If $p$ is a prime, then $\varphi(p^k)=(p-1)p^{k-1}$ for any positive integer $k$. So $\frac{p^m}{\varphi(p^m)}=\frac{p^n}{\varphi(p^n)}$ for all positive integers $m$ and $n$. Since $\varphi$ is multiplicative, it follows that if the prime factorizations of $a$ and $b$ involve the same primes, then $\frac{a}{\varphi(a)}=\frac{b}{\varphi(b)}$.
Conversely, suppose that $\frac{a}{\varphi(a)}=\frac{b}{\varphi(b)}$. Then the same primes divide $a$ and $b$. This is trickier to prove. Let $p_1, p_2,\dots,p_k$ be the (distinct) primes that divide $a$, listed in decreasing order, and $q_1,q_2, \dots,q_l$ be the primes that divide $b$, again listed in decreasing order.
From the fact that $\frac{a}{\varphi(a)}=\frac{b}{\varphi(b)}$, we can fairly easily conclude that $(q_1-1)\cdots(q_l-1)p_1\cdots p_k=(p_1-1)\cdots(p_k-1)q_1\cdots q_l.\tag{$1$}$
Suppose that $q_1 \ge p_1$. Since $q_1$ divides the right-hand side of $(1)$, it must divide the left-hand side. It cannot divide any $q_i-1$, and the only $p_i$ it can possibly divide is $p_1$, since $q_1 \ge p_1$. It follows that $q_1=p_1$.
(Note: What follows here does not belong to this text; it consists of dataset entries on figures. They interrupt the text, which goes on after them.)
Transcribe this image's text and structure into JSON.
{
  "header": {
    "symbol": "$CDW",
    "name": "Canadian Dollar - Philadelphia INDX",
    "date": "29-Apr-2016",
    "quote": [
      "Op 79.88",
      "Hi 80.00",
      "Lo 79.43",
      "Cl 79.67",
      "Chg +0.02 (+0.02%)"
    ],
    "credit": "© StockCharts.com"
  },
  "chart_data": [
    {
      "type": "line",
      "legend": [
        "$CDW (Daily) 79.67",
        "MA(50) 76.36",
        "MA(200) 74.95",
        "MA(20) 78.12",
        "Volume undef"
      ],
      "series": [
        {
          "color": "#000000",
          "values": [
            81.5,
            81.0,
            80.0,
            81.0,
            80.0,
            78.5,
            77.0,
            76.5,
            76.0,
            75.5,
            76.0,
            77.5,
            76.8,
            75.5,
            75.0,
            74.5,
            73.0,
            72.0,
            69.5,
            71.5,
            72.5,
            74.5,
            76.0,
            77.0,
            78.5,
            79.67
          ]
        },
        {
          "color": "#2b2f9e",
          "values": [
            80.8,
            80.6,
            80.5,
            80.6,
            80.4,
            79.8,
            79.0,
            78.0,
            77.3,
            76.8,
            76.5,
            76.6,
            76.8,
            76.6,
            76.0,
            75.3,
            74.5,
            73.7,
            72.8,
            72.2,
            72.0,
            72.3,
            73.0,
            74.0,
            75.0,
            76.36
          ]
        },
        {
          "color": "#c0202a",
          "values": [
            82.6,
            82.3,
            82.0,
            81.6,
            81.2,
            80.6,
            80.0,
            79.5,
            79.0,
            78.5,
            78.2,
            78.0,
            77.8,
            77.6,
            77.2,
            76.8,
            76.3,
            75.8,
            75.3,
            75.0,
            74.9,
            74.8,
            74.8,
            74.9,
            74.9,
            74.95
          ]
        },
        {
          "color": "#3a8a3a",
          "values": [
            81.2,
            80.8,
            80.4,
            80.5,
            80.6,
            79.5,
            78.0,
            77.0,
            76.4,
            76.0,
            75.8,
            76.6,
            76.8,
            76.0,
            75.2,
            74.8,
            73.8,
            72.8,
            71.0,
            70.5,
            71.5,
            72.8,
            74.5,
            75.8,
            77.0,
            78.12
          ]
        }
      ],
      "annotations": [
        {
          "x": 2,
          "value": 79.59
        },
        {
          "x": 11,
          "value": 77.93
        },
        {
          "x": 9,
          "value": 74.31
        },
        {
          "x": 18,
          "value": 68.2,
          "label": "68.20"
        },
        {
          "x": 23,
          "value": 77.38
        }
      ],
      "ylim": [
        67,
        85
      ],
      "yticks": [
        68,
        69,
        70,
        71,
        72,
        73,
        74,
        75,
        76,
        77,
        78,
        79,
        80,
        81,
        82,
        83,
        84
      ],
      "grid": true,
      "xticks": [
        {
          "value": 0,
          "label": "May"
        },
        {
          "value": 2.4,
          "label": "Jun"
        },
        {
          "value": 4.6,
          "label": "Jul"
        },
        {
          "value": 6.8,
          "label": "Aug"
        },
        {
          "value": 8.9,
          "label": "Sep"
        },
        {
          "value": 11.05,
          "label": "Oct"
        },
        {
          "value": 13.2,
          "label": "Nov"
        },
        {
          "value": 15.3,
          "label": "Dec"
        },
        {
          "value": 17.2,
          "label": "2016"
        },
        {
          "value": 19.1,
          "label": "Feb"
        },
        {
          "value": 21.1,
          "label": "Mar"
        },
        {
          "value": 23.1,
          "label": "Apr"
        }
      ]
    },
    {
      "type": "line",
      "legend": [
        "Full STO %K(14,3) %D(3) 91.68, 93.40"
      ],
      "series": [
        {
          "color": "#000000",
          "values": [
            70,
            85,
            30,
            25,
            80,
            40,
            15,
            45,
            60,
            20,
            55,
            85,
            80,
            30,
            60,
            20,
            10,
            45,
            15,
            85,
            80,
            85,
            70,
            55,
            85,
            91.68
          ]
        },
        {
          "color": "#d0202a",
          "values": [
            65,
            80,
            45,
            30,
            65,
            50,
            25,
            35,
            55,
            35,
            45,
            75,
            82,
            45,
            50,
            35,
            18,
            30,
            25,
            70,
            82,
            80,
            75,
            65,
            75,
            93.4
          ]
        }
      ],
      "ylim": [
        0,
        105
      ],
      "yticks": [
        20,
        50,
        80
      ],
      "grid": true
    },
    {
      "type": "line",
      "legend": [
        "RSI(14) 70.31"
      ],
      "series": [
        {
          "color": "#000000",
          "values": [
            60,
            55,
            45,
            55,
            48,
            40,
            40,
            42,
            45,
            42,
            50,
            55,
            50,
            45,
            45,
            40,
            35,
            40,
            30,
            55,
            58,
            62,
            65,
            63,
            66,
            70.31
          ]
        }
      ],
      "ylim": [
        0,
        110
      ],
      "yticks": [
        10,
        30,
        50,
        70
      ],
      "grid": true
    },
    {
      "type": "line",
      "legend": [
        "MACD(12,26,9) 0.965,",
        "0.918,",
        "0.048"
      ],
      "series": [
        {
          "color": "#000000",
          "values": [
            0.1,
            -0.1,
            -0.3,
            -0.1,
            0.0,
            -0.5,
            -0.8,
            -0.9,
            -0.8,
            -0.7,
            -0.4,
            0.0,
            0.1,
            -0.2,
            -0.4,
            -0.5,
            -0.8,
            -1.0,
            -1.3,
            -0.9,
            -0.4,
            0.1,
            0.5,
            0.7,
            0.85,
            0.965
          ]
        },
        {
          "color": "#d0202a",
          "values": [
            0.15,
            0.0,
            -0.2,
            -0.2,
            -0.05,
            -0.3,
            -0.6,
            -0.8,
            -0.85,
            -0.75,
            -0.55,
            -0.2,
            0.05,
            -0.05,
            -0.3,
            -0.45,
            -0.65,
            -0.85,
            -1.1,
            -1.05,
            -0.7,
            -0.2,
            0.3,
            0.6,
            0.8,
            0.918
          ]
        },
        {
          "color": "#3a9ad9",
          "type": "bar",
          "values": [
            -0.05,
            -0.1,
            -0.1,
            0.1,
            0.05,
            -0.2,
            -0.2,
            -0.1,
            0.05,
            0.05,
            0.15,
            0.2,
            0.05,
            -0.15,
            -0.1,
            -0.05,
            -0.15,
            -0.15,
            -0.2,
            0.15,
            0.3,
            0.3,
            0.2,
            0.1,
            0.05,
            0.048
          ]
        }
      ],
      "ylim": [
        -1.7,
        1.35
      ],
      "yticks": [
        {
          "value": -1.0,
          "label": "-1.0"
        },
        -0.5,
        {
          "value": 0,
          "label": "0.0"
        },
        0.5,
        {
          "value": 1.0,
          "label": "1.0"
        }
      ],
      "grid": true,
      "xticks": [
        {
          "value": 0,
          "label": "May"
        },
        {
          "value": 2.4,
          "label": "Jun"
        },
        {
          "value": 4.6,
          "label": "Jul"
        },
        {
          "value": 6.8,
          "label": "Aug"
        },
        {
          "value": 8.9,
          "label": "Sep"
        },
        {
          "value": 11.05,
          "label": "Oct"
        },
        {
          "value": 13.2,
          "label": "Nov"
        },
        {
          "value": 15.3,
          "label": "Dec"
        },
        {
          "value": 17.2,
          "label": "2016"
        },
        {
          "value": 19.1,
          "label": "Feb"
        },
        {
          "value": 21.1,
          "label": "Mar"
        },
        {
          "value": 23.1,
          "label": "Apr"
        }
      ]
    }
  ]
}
Now in Equation $(1)$, cancel the terms $q_1$ and $p_1$, also $q_1-1$ and $p_1-1$. (If $p_1 \ge q_1$, use the same argument.) We obtain an equation of the same type as $(1)$. Continue in his way, from the largest primes down. We conclude hat $k=l$, and $p_i=q_i$ for all $i$.
Remark: Your post says you are interested in efficiently finding $\varphi(n)$ for large $n$. Let $n=p_1^{a_1}p_2^{a_2}\cdots p_k^{a_k}$, where the $p_i$ are distinct pimes, and the $a_i$ are $\ge 1$. Then $\varphi(n)=(p_1-1)p_1^{a_1-1} (p_2-1)p_2^{a_2-1}\cdots (p_k-1)p_k^{a_k-1}.$ For very large $n$, the above formula is not efficient, since it involves factoring $n$, which seems to be a computationally difficult problem.
It is known that if $n$ is the product of two primes, and we only know $n$ and $\varphi(n)$, we can efficiently find the two primes. So if there is an efficient way to find $\varphi(n)$ for large $n$, then the RSA encryption scheme, which is thought to be secure, is in fact not at all secure.
There has been a huge amount of effort expended in trying to "break" RSA. One can probably safely say that there is known efficient way to compute $\varphi(n)$ for very large $n$.